One company we know was targeted for customer phishing: Trezor. Through the data above it’s reasonable to infer that both Blockfi and Pantera Capital are undergoing or about to undergo phishing campaigns from the same actor. But it is important to note that is indeed a behavioral inference, and not hard fact.
As of April 11, 2022, quite a few more IDN replacement domains popped up targeting Trezor:
xn--treor-kib[.]biz xn--trezr-i91b[.]net xn--trer-sqa53f[.]com xn--trzr-cpa5d[.]net xn--trzor-csa[.]org
While multiple suspicious domains also emerged for Blockfi and Pantera Capital, no further xn– prefixed domains have been identified.
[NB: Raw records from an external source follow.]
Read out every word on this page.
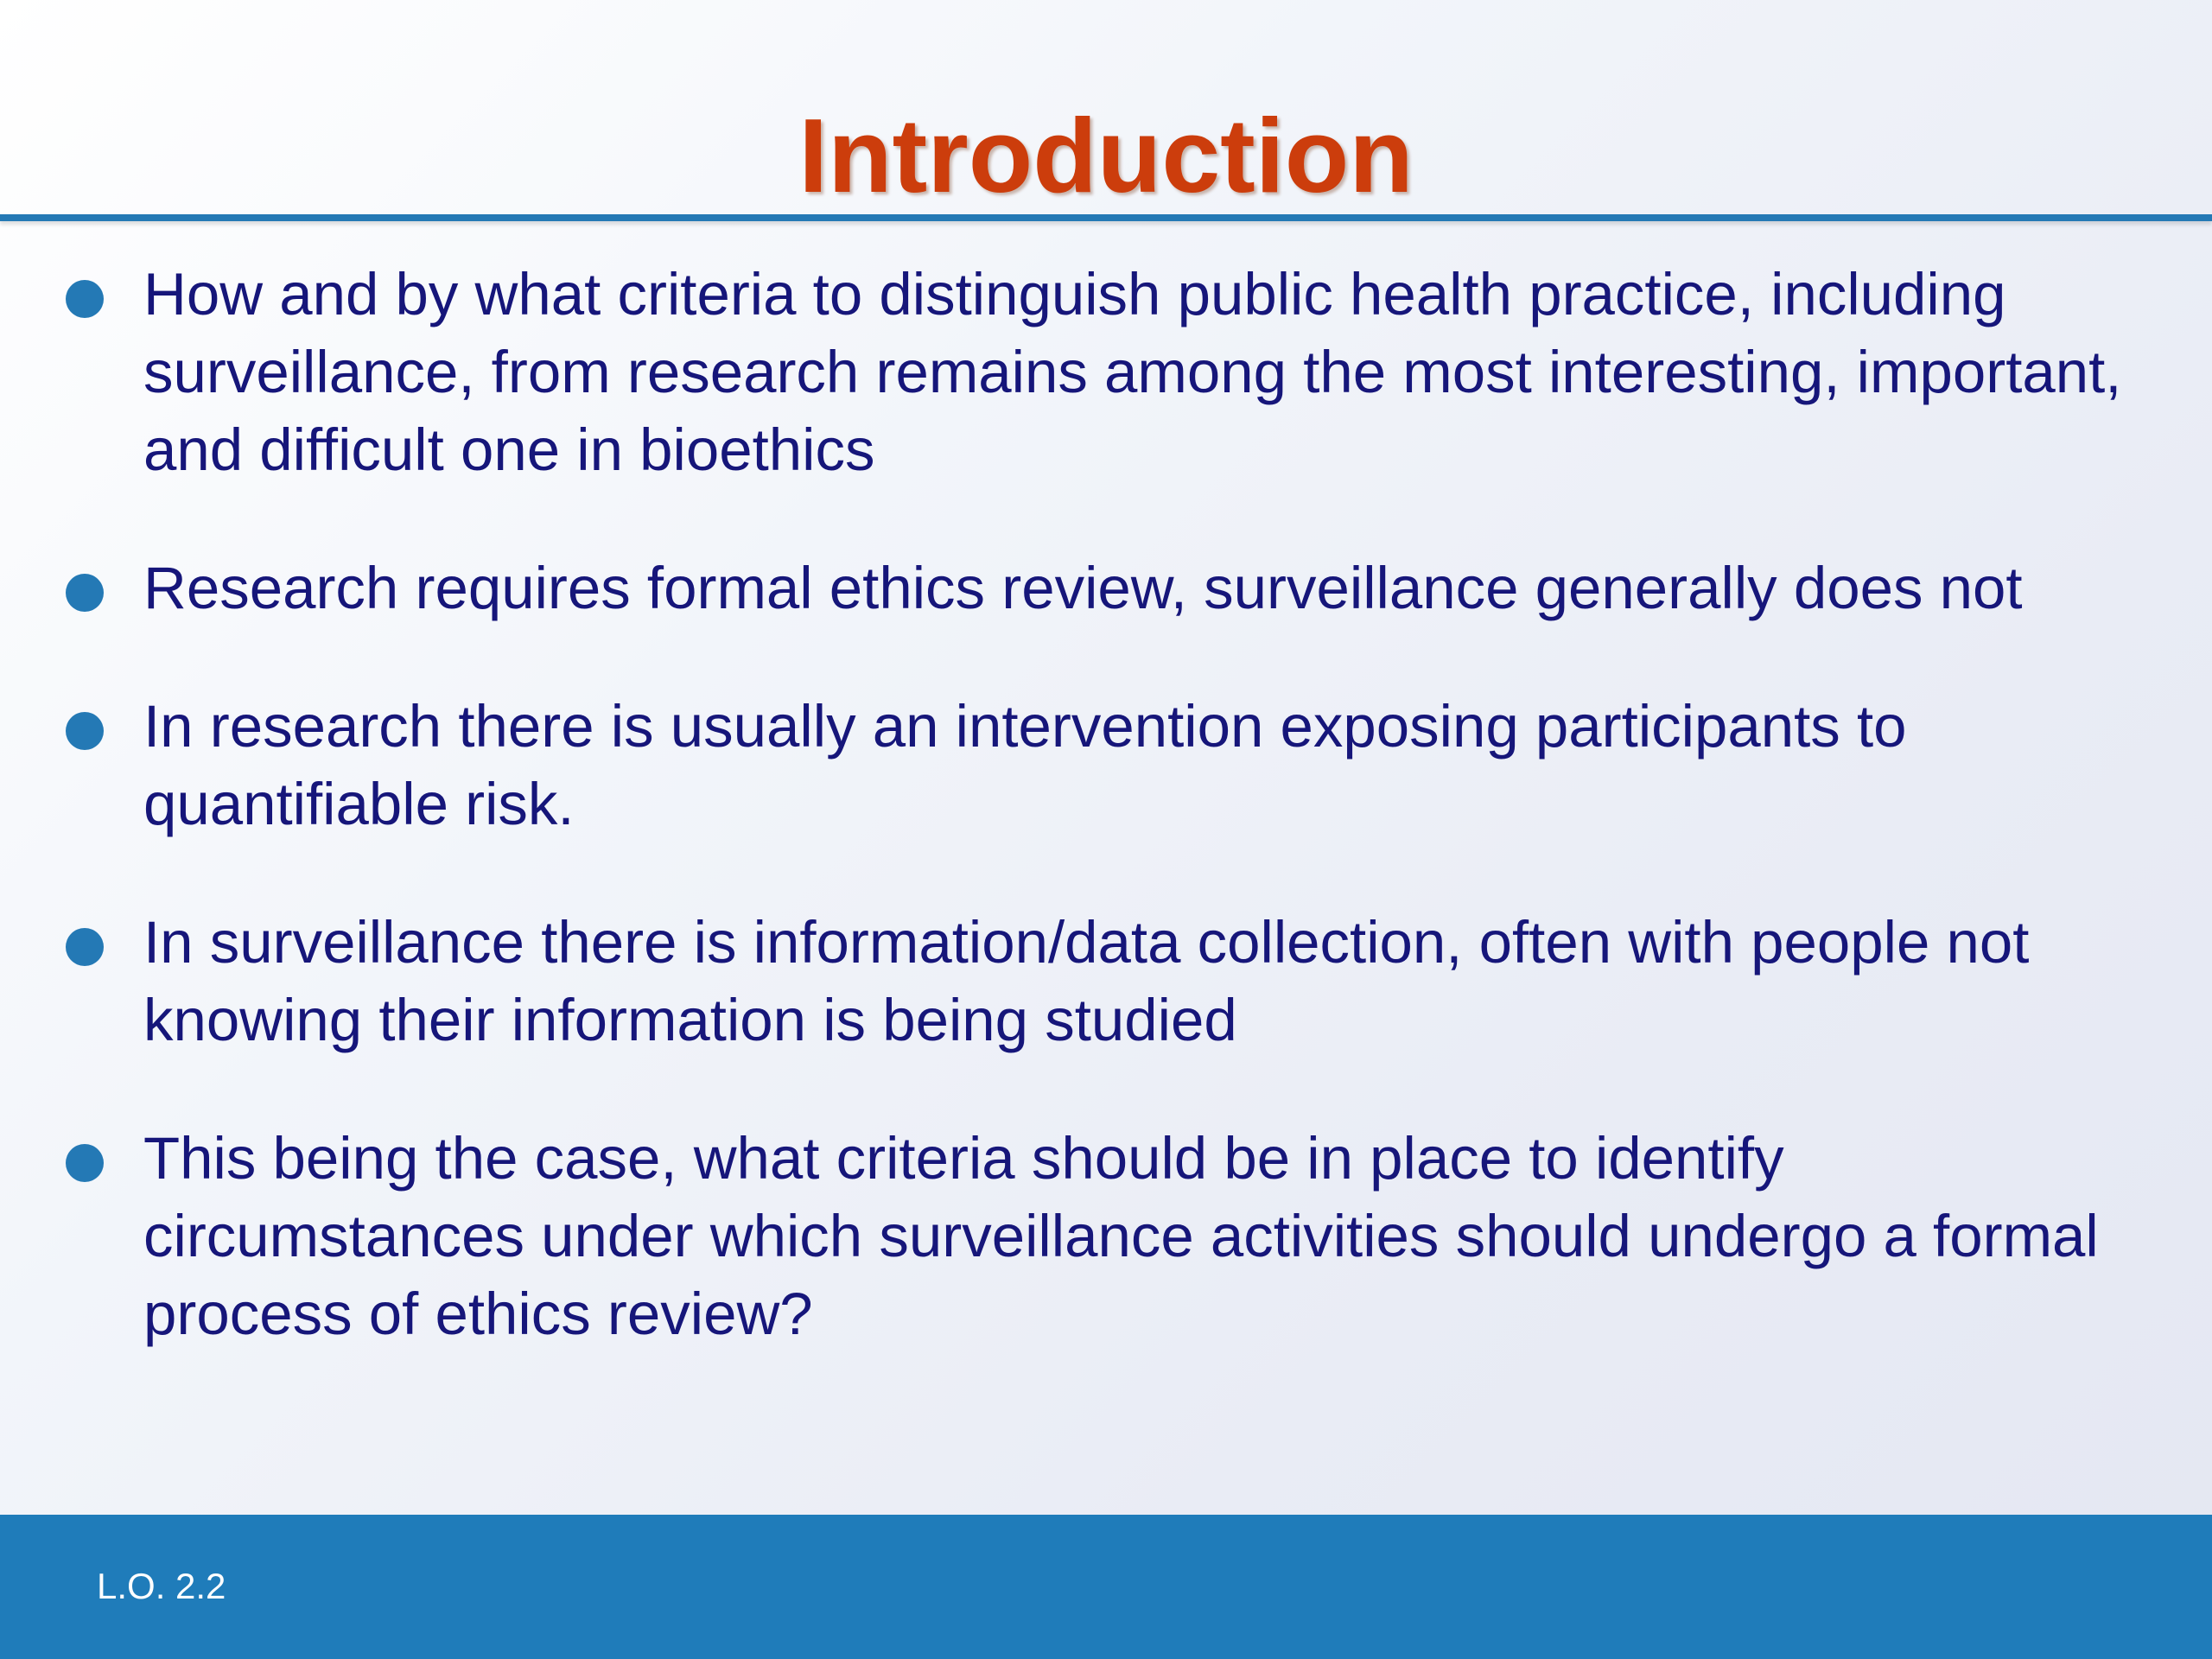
Introduction
How and by what criteria to distinguish public health practice, including surveillance, from research remains among the most interesting, important, and difficult one in bioethics
Research requires formal ethics review, surveillance generally does not
In research there is usually an intervention exposing participants to quantifiable risk.
In surveillance there is information/data collection, often with people not knowing their information is being studied
This being the case, what criteria should be in place to identify circumstances under which surveillance activities should undergo a formal process of ethics review?
L.O. 2.2
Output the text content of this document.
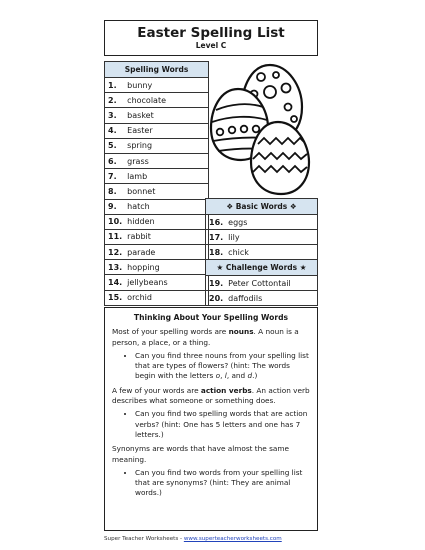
Easter Spelling List
Level C
Spelling Words	
1.	bunny
2.	chocolate
3.	basket
4.	Easter
5.	spring
6.	grass
7.	lamb
8.	bonnet
9.	hatch
10.	hidden
11.	rabbit
12.	parade
13.	hopping
14.	jellybeans
15.	orchid
❖ Basic Words ❖	
16.	eggs
17.	lily
18.	chick
★ Challenge Words ★	
19.	Peter Cottontail
20.	daffodils
Thinking About Your Spelling Words

Most of your spelling words are nouns. A noun is a person, a place, or a thing.

• Can you find three nouns from your spelling list that are types of flowers? (hint: The words begin with the letters o, l, and d.)

A few of your words are action verbs. An action verb describes what someone or something does.

• Can you find two spelling words that are action verbs? (hint: One has 5 letters and one has 7 letters.)

Synonyms are words that have almost the same meaning.

• Can you find two words from your spelling list that are synonyms? (hint: They are animal words.)
Super Teacher Worksheets - www.superteacherworksheets.com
And as noted above, Detect makes it simple to continue to monitor watchlisted domains in a holistic manner – seeing possible connections as well as differences between them.
A subset of watchlisted domains within a Trezor monitor in Iris Detect
Given multiple recent breaches all targeting the cryptocurrency industry, cryptocurrency-related companies should immediately “step up their game.” Employ domain detection and passive DNS solutions to protect your brands and to detect suspicious domains and possible phishing campaign infrastructure before a campaign against your company begins in earnest.
Newly created or newly-active IDN-replacement domains with high risk scores, among other available indicators, can warn companies of imminent phishing or other imminent malicious campaigns and allow them to preemptively request takedowns or perform other preventative keyword monitoring, and regular expression and expandname features make complicated queries easier.
Expandname and regex also allow security partners or other researchers to more easily search passive DNS for pattern-matching results. These results need not be specific to a particular brand or keyword in order to identify ongoing or upcoming malicious activity campaigns. As another example of this, consider the domain-generating algorithm involved in SUNBURST and Farsight’s related report.